Deskaheh has come to see her. His ugliness makes her ache. She tears whatever she can from the earth to give to him. She hands the vegetables, still heavy with clumps of dirt, over to his waiting arms. But he reaches through the fence and grabs hold of her hair instead. He twists it around his fingers and laughs. She wants to make him stop laughing but doesn’t know how to. He is pulling her, bringing her nearer to the fence. His eyes are full of hate.

When Laure awakens from this dream, there is only the forest outside and the moonlight on her tingling arms. She knows how to make him stop laughing. She picks up her comb and turns to the window. The Savages believe the dead roam through the trees at night, so they do not wander after dark. It is the safest time to walk through the forest for the French. Still, nobody does it.

Laure is tired of his mockery. She is wearing the grey dress from the hospital. She was still a child when they gave it to her; a new smock every two years for each resident. It has been almost two years since this dress was given to her. The linen has grown thin and patchy. She won’t need a new hospital dress here. She grasps the material in her hands, digging her nails into it. The old gown tears easily down the front. She waits to hear something from the forest. There are only the voices inside her head reprimanding her.

Laure wonders what it feels like to run through the woods at night. To trip on stumps and branches, to get cut, bitten by insects, and attacked by animals. What it would be like to get lost in a world of trees. She wonders how far she could get before succumbing to the vast wilderness.
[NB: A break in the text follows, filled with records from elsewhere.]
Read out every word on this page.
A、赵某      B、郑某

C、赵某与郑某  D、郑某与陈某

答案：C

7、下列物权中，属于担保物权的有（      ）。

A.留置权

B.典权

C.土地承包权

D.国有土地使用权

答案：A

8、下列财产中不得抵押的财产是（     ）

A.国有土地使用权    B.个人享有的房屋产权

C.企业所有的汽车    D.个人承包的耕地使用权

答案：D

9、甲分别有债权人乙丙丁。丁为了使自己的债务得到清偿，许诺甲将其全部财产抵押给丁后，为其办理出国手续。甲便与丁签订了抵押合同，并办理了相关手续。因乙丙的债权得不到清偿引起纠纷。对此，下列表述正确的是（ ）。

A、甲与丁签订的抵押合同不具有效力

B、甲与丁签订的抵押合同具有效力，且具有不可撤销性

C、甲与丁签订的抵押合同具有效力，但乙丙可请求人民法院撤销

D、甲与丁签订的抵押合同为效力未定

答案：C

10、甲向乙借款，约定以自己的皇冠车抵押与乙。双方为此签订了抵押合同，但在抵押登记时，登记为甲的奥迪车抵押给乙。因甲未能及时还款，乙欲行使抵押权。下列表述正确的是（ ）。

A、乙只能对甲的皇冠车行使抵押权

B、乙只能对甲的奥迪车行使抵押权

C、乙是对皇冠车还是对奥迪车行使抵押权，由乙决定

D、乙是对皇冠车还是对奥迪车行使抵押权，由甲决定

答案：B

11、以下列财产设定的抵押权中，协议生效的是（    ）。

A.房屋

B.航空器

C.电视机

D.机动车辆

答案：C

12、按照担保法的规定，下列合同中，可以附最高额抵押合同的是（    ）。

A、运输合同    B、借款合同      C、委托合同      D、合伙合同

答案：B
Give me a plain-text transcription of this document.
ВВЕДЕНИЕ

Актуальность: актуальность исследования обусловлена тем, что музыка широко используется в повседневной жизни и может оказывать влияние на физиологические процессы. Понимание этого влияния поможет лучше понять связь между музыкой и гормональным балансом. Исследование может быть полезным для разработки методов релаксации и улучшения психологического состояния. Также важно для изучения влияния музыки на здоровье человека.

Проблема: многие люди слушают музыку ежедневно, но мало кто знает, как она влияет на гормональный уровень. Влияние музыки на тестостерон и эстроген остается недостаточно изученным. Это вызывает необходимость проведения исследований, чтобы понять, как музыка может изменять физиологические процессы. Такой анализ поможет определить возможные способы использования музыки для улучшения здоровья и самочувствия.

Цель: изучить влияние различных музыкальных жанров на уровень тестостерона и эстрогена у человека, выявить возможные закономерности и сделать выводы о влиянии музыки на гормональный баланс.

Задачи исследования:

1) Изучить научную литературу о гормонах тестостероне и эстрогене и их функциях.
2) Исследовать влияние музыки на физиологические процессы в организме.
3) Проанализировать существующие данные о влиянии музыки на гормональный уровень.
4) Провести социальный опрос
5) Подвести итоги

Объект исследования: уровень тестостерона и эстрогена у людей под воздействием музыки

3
Deskaheh calls the congregation nuns Manitou women. They give themselves to their God instead of to their husbands. He says that the Savage women only give themselves like that to Manitou when they are very old, after they have had children and grandchildren and have experienced all things in life. Only
then can they counsel others on how to live. Laure tells him about the very young Savage girl she saw in Québec and how these girls prayed with more fervour than the French and were more devout. She doesn’t think these girls are preparing themselves for husbands. He shrugs and says maybe such girls exist. It takes Laure and Deskaheh half an hour to convey an idea with gestures and the bit of French he speaks, but Laure says it doesn’t matter about the languages because the spirit of a person can be known before they even utter a single sound. That was true of the Superior, of Madeleine, Madame du Clos, and even some of the sisters Laure has met here in Canada. Of course, she was wrong about Mireille Langlois and isn’t certain about Deskaheh either.